As coisas não pareciam boas para a Intel ao longo dos anos.
Como principal fabricante de chips americano, a Intel ficou para trás de concorrentes como AMD e Nvidia na era da IA. Mas agora, o fabricante de chips diz que uma mudança na IA está na verdade ajudando no esforço de recrutamento e no aumento da popularidade do agente AI.
Na última teleconferência de resultados da empresa, na quinta-feira, a Intel relatou um crescimento de receita de 7,2% e disse que espera que a receita fique acima do mercado no próximo ano. A Intel não tem muitos outros fatores a agradecer pelo seu sucesso, já que é mais lucrativa com a Tesla e a SpaceX de Elon Musk pela fábrica de máquinas incrivelmente ambiciosa que foi anunciada recentemente, e pelo acordo com a administração Trump que viu os Estados Unidos assumirem uma participação de 10% na empresa. Mas a fabricante de chips atribui grande parte do seu sucesso no último trimestre à crescente demanda por unidades centrais de processamento (CPUs).

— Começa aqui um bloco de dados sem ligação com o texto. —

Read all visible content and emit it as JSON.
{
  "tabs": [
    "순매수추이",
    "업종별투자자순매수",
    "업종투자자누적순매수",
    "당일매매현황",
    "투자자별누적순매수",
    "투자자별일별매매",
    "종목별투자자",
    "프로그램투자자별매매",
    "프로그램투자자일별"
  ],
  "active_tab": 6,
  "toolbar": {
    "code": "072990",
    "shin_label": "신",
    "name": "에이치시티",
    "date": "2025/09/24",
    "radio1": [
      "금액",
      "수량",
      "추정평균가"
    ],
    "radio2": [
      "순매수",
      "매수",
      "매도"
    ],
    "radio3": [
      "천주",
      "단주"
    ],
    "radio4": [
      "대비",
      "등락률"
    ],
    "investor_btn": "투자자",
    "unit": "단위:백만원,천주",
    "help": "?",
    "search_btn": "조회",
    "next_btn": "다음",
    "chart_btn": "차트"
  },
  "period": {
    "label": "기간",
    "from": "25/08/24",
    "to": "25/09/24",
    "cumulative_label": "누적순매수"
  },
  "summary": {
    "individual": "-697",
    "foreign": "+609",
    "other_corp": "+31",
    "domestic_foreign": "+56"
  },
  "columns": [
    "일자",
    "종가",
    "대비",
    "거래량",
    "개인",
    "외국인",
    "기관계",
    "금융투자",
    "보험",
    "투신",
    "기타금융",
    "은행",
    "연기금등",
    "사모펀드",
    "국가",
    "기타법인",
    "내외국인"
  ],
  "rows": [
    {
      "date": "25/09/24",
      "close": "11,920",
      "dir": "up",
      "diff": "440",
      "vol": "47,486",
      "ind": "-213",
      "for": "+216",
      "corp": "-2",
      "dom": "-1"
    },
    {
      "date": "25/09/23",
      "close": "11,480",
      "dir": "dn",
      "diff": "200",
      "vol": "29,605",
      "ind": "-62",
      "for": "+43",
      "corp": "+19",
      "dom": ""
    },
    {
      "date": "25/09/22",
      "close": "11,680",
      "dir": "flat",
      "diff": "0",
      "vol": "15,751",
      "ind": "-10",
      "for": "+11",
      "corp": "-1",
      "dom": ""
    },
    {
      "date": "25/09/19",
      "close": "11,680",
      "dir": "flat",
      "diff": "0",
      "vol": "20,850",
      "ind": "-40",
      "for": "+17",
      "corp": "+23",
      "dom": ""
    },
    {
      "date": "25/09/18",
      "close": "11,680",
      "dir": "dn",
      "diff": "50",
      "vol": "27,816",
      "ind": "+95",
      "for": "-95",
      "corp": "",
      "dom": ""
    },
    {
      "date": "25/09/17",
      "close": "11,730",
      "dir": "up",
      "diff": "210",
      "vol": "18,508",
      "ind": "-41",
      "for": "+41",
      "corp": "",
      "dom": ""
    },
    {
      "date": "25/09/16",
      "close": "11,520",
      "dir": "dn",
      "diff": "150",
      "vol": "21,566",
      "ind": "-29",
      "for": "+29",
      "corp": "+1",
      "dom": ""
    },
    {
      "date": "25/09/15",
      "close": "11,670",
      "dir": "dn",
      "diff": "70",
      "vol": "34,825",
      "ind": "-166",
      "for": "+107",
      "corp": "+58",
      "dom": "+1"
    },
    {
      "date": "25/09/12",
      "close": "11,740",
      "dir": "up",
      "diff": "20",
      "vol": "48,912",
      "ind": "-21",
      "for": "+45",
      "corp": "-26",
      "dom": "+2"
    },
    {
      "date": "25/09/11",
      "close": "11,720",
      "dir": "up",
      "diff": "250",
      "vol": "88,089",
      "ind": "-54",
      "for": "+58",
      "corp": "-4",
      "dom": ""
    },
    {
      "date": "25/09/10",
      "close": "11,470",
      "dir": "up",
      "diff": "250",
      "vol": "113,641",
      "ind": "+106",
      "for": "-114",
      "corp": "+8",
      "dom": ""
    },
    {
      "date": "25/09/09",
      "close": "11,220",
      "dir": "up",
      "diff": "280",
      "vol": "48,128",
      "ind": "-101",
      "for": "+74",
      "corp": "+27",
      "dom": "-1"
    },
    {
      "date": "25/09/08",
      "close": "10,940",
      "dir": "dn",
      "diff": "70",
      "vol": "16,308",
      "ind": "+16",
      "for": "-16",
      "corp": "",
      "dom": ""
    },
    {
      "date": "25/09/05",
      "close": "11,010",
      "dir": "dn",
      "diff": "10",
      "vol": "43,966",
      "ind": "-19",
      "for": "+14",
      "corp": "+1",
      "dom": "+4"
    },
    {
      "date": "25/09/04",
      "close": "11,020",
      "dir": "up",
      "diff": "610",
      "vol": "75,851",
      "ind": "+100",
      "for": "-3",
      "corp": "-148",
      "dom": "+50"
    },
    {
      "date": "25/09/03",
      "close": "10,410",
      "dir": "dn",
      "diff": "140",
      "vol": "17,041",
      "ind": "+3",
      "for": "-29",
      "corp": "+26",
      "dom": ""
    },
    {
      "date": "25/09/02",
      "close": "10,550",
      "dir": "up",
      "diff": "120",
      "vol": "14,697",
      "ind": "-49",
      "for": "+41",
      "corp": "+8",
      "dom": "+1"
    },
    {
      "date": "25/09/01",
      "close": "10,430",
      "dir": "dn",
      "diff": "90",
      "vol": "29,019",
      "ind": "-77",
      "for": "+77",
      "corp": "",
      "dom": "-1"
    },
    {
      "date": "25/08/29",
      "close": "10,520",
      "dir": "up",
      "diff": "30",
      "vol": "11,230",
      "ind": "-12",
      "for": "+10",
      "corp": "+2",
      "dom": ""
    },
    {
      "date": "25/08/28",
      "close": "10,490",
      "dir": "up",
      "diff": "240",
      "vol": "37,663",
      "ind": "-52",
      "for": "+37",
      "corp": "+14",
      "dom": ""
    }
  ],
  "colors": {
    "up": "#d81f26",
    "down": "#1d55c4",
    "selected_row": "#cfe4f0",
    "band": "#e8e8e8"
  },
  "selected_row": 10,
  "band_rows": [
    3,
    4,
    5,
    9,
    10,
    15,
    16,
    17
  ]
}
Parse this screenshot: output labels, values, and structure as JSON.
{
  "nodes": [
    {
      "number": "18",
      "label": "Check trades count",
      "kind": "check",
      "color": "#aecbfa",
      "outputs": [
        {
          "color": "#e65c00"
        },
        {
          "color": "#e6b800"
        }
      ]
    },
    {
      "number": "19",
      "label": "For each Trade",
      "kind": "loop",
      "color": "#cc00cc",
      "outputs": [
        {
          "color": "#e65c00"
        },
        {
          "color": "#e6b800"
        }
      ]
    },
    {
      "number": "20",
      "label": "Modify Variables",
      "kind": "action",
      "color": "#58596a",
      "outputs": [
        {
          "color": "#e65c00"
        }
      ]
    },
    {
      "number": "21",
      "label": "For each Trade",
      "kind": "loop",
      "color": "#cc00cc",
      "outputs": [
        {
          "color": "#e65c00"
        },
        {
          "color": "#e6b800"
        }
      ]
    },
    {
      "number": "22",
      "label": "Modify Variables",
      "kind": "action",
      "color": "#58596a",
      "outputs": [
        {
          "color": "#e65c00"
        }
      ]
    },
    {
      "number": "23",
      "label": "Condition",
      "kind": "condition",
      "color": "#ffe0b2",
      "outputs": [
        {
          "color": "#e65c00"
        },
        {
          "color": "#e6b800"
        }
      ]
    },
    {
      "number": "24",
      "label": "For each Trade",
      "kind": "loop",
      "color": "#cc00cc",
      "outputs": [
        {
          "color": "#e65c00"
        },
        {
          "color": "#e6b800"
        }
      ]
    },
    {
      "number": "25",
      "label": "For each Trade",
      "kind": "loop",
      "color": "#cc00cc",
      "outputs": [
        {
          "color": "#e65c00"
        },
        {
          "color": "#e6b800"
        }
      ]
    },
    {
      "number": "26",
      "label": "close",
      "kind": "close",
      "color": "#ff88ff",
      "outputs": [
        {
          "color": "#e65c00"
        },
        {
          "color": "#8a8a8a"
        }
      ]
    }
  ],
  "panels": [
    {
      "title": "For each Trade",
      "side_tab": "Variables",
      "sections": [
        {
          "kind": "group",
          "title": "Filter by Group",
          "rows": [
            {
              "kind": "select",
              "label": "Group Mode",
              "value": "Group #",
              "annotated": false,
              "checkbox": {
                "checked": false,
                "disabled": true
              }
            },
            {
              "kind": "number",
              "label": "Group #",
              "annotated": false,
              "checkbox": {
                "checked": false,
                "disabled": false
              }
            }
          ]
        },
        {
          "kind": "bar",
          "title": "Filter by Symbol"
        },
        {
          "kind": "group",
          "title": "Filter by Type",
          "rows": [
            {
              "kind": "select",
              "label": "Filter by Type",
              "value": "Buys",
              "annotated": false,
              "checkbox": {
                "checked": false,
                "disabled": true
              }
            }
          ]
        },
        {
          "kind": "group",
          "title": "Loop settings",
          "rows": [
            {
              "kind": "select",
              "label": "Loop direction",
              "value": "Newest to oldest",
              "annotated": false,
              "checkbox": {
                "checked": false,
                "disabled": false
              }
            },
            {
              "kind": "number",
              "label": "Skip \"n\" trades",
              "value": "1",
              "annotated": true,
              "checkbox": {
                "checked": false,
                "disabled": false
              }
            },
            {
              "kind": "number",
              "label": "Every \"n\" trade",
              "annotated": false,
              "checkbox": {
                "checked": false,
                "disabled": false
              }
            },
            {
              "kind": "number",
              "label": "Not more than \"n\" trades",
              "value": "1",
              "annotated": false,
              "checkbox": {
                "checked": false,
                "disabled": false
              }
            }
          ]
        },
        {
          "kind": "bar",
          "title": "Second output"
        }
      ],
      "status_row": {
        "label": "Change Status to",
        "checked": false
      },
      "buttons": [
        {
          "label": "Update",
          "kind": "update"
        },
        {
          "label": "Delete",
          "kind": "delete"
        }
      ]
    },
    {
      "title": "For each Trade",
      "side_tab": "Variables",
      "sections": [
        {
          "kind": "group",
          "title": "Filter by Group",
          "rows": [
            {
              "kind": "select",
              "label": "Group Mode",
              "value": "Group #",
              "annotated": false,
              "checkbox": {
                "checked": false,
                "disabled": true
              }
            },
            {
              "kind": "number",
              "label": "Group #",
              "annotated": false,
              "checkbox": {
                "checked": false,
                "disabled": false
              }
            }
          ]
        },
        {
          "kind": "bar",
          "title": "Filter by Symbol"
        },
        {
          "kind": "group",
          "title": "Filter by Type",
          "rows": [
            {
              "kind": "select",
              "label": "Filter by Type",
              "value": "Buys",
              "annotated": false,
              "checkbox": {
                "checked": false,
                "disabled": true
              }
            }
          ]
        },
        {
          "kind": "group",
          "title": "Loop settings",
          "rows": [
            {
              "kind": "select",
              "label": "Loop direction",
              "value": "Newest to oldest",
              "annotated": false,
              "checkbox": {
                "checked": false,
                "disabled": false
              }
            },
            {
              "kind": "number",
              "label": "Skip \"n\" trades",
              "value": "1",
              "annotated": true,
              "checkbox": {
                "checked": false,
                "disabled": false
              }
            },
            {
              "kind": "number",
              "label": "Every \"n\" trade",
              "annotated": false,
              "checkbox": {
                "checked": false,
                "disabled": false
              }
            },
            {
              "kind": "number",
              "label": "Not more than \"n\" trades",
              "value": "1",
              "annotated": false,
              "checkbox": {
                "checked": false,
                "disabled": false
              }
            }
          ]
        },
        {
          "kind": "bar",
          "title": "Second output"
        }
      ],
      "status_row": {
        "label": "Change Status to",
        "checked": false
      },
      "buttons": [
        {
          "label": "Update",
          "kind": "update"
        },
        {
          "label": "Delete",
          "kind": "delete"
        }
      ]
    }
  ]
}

As unidades gerais de processamento, ou GPUs, tornaram-se os chips mais intimamente associados ao boom da IA, e por um tempo as CPUs, que haviam dominado a maior parte da tecnologia do Vale do Silício décadas antes, foram relegadas a um status de segunda categoria. Agora, os especialistas afirmam que as CPUs estão passando por um renascimento da inteligência artificial, entrando em uma nova fase, que é caracterizada por intenso entusiasmo por sistemas de agentes de IA como Openclaw e Claudius the Anthropic Code.
A demanda por CPUs é forte porque os chips são mais eficientes em “certas tarefas de orquestração, nível de controle” e gerenciamento de dados que são mais comuns em sistemas de agentes, disse o CEO da Intel, Lip-Bu Tan, na teleconferência de resultados da empresa.
no início desta semana Analistas do Morgan Stanley Ele disse que espera que o gargalo da IA mude das GPUs para as CPUs, dizendo que os sistemas de agentes de IA exigem mais coordenação do que o simples poder de computação, e as CPUs podem ajudar como essa camada de controle. Os executivos da Nvidia vêm assobiando músicas semelhantes há meses.
“O gargalo está passando da computação para o gerenciamento de contexto”, disse o diretor sênior de soluções de infraestrutura de HPC e IA em hiperescala da Nvidia, Dennis Harris, em uma coletiva de imprensa na CES em janeiro.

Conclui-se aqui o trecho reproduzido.